Why do sd cards with good benchmark readings go slow in the Pi, and vice versa? This is the impression I had with my sd cards, so to check this out I wrote an identical Raspbian image onto three different sd cards and timed their performances. I measured their boot times (from power-up to the lxde desktop appearing), their times to load Abiword, and their shutdown times. The results are shown below, together with their benchmark timings using hdparm -tT /dev/mmcblk0.
Sandisk SDHC Class 4 Card
Benchmarks: cached reads 173.47 MB/sec, buffered disk reads 10.57 MB/sec
Boot up time: 35 secs
Abiword load time: 13 secs
Shutdown time: 10 secs
Integral Ultima SDHC Class 10 Card (claims "up to 20 MB/sec")

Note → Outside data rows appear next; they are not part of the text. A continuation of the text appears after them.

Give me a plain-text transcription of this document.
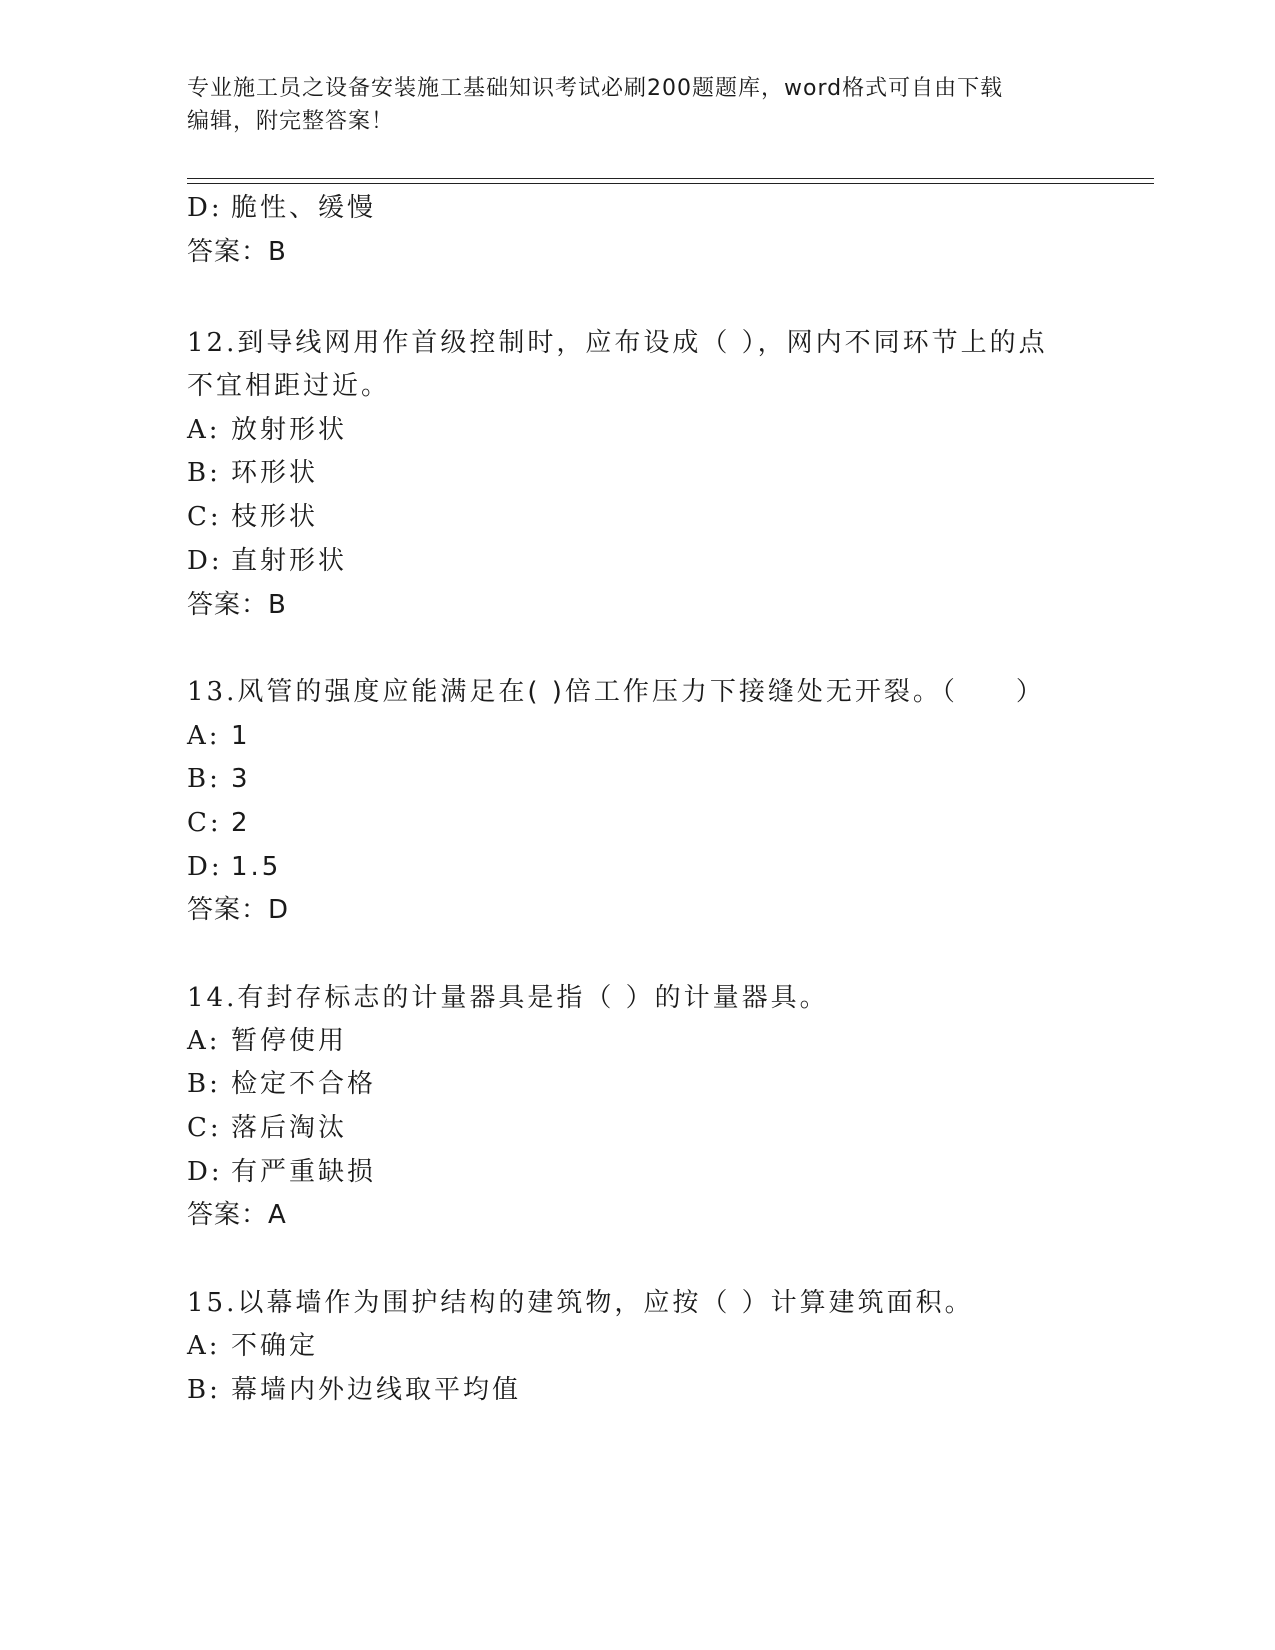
专业施工员之设备安装施工基础知识考试必刷200题题库，word格式可自由下载
编辑，附完整答案！
D: 脆性、缓慢
答案：B
12.到导线网用作首级控制时，应布设成（ ），网内不同环节上的点
不宜相距过近。
A: 放射形状
B: 环形状
C: 枝形状
D: 直射形状
答案：B
13.风管的强度应能满足在( )倍工作压力下接缝处无开裂。（　　）
A: 1
B: 3
C: 2
D: 1.5
答案：D
14.有封存标志的计量器具是指（ ）的计量器具。
A: 暂停使用
B: 检定不合格
C: 落后淘汰
D: 有严重缺损
答案：A
15.以幕墙作为围护结构的建筑物，应按（ ）计算建筑面积。
A: 不确定
B: 幕墙内外边线取平均值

Benchmarks: cached reads 181.10 MB/sec, buffered disk reads 18.91 MB/sec
Boot up time: 63 secs
Abiword load time: 13 secs
Shutdown time: 45 secs
Sandisk Ultra SDHC Class 10 Card (claims 30 MB/sec)

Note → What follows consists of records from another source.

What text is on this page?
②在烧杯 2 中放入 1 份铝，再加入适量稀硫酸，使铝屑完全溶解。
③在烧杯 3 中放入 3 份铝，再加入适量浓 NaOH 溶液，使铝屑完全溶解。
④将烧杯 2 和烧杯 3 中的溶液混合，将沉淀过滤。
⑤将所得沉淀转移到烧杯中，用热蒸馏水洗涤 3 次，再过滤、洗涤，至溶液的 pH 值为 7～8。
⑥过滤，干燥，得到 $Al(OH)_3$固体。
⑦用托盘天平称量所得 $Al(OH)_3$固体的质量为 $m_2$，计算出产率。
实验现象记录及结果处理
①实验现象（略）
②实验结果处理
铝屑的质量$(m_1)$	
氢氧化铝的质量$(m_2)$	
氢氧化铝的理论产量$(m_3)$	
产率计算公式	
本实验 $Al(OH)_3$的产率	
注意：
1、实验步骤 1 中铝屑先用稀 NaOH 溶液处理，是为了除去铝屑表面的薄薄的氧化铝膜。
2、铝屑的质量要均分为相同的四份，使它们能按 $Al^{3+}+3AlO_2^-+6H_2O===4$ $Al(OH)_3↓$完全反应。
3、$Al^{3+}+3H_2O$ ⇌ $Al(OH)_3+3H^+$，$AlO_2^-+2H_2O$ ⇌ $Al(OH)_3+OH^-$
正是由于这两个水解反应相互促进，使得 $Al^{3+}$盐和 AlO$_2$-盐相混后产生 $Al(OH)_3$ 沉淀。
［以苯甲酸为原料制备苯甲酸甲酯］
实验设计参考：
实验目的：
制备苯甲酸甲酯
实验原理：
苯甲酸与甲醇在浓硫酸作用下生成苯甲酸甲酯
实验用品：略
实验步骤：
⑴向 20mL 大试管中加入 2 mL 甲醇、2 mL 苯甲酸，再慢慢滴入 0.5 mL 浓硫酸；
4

Benchmarks: cached reads 181.80 MB/sec, buffered disk reads 20.04 MB/sec
Boot up time: 30 secs
Abiword load time: 13 secs
Shutdown time: 10 secs
So the Sandisk Class 4 card, with a disk read benchmark almost half that of the two Class 10 cards, performed considerably better than the Integral Class 10 card and almost as well as the Sandisk Class 10 card. So do the benchmarks tell us anything about the actual performance of sd cards in the Pi?
As an aside, I have a 4-year old Transcend sd card (it's not SDHC and it has no class number printed on it), which performs really well. It has "133x" printed on the label, implying that it should be fast, and indeed its buffered disk read timings are almost the same as those of the Sandisk Ultra card above. This old card boots up Raspbian+lxde in 37 seconds. I did not include it in the above list as it does not have an identical image - it has Raspbian with Tomaz's XBMC + LXDE, which run really well on it.